Look for agencies with official WP VIP partnership status (indicating they’ve passed technical vetting), experience with their Git-based deploys, and familiarity with WP VIP-specific functions and restrictions. A true WP VIP expert will optimize for VIP’s object caching infrastructure and navigate their strict code review process.

When should I hire WordPress plugin developers?

Custom plugin development makes sense when no existing solution meets your requirements, when you need deep integration with proprietary systems, or when performance demands code optimized for your use case.

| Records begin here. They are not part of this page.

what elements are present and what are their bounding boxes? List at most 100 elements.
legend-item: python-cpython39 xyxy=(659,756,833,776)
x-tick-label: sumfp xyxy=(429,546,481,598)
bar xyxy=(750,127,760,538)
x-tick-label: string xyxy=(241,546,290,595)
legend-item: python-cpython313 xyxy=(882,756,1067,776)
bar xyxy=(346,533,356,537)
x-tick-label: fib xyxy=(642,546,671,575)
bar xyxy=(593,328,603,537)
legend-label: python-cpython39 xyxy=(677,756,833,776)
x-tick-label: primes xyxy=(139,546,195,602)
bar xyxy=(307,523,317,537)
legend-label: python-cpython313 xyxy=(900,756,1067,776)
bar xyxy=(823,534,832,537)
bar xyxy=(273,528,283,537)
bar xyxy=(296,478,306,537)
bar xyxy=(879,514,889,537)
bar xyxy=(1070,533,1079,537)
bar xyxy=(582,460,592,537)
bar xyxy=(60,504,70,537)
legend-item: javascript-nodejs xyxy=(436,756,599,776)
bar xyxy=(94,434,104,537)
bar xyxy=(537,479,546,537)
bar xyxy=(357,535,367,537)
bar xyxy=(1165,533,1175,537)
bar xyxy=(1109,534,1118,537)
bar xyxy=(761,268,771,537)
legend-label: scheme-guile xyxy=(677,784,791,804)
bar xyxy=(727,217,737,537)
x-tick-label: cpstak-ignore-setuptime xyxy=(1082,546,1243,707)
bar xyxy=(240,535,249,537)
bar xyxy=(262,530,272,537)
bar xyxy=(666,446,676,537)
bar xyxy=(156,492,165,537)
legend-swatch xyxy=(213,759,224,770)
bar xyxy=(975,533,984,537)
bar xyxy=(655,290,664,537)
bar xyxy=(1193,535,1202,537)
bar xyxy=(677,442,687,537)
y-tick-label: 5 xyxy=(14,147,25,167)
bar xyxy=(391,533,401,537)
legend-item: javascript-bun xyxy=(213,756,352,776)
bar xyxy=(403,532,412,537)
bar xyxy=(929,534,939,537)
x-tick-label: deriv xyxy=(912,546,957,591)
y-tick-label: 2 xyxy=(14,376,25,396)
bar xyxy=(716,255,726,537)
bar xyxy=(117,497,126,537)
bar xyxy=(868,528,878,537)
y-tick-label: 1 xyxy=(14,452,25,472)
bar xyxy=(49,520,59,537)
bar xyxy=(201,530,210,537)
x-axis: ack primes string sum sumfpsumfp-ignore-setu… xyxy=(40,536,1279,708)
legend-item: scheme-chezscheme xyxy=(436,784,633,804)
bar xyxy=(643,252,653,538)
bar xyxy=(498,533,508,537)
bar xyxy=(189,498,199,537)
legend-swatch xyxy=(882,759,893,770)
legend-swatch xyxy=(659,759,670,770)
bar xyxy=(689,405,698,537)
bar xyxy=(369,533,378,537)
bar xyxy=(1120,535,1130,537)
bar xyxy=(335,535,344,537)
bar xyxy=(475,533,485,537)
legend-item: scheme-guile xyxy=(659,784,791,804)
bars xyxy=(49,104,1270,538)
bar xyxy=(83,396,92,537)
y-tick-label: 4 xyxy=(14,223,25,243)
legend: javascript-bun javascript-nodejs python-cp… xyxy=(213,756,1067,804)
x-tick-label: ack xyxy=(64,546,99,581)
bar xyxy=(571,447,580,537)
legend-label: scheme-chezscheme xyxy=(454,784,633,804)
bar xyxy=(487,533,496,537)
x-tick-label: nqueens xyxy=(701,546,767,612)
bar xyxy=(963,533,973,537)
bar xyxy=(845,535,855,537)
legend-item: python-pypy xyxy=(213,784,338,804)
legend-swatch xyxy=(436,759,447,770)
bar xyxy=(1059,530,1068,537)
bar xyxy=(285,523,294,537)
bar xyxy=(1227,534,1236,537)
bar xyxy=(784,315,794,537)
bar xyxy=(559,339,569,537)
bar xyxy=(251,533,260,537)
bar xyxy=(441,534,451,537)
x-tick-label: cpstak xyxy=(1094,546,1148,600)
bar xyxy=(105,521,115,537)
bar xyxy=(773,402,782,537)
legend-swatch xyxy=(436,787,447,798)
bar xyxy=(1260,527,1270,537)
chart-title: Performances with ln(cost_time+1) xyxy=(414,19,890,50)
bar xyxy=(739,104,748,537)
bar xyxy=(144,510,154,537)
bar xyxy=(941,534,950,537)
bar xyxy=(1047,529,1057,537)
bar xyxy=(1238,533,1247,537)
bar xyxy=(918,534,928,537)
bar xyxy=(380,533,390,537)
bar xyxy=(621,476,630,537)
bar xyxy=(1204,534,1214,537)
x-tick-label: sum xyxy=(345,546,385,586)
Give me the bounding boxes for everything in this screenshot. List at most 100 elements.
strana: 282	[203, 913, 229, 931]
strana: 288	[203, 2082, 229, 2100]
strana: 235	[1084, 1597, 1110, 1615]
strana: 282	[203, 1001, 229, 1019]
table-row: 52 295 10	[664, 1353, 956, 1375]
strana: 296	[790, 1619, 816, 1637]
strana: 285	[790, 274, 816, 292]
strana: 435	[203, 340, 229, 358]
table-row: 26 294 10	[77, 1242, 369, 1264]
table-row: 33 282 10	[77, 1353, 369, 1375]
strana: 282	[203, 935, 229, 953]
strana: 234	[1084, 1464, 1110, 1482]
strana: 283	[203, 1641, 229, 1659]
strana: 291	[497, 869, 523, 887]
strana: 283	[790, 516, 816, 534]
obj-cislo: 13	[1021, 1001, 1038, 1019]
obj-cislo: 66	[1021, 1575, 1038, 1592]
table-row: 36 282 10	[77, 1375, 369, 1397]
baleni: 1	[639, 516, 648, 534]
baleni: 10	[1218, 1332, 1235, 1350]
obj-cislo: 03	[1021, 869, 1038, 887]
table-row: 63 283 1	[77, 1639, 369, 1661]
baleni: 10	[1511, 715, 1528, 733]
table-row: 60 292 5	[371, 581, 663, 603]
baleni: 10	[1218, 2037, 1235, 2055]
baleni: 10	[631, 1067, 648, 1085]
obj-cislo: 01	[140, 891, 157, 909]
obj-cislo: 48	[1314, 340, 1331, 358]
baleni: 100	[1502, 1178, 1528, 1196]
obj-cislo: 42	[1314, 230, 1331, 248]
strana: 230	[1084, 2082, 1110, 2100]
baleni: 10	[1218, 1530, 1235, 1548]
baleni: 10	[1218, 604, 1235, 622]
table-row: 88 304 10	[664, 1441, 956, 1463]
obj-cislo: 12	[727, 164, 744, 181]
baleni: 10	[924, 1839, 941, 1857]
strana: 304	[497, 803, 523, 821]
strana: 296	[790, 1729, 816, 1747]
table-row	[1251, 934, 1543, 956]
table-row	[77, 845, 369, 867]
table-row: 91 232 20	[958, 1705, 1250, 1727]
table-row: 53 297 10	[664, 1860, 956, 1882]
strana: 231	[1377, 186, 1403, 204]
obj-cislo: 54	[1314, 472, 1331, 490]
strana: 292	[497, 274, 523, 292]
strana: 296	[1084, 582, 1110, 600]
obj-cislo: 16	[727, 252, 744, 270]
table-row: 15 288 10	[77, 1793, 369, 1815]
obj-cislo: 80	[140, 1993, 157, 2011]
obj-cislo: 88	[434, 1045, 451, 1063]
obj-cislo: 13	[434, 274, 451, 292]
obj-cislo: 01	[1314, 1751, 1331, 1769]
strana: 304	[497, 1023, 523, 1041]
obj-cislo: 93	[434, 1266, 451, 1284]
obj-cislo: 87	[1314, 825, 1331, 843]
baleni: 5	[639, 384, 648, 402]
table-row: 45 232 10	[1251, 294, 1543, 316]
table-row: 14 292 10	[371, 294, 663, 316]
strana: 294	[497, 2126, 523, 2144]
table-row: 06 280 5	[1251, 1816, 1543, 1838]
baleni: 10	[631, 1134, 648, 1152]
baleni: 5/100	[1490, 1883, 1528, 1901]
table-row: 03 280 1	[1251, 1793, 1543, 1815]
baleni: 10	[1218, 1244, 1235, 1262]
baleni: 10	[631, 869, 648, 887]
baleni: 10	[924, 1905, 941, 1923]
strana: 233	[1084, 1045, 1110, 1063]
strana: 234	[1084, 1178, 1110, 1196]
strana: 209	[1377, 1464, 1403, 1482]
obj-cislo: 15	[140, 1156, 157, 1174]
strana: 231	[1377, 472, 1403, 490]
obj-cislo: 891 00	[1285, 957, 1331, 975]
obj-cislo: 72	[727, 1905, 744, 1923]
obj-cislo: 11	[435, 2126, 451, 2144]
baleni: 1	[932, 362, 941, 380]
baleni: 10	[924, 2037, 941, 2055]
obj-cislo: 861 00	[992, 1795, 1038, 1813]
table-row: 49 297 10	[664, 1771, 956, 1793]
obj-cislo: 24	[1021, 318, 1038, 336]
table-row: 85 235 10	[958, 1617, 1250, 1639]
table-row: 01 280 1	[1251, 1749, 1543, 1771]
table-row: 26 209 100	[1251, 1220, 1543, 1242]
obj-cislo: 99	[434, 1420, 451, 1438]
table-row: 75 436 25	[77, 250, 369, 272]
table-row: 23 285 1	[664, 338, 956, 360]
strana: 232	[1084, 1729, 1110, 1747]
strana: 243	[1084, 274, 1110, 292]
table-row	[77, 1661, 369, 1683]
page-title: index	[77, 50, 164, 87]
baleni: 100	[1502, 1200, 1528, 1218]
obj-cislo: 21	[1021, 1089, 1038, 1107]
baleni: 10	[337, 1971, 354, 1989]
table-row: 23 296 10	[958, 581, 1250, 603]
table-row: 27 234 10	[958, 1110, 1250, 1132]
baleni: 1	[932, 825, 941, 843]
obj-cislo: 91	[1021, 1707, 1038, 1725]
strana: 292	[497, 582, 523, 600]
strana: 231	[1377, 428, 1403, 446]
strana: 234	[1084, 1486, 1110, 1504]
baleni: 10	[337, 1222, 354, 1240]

Hire developers who follow WordPress coding standards and demonstrate experience with both Classic Editor hooks and Block Editor extensions. They should build plugins that work within Full Site Editing, register custom blocks, and integrate with theme.json. Verify they understand plugin security (nonce verification, capability checks, data sanitization) and can maintain plugins across WordPress Core updates.

What does expert WordPress development look like in practice?

Expert WordPress development prioritizes Core APIs over custom solutions: Block Bindings instead of custom blocks, Interactivity API instead of jQuery, theme.json for design system management.

Expert developers deliver sites that pass automated accessibility scans, include comprehensive documentation, generate Software Bills of Materials, and evolve with WordPress Core rather than fight against it. The result: lower maintenance costs, easier knowledge transfer, and automatic inheritance of Core security and performance improvements.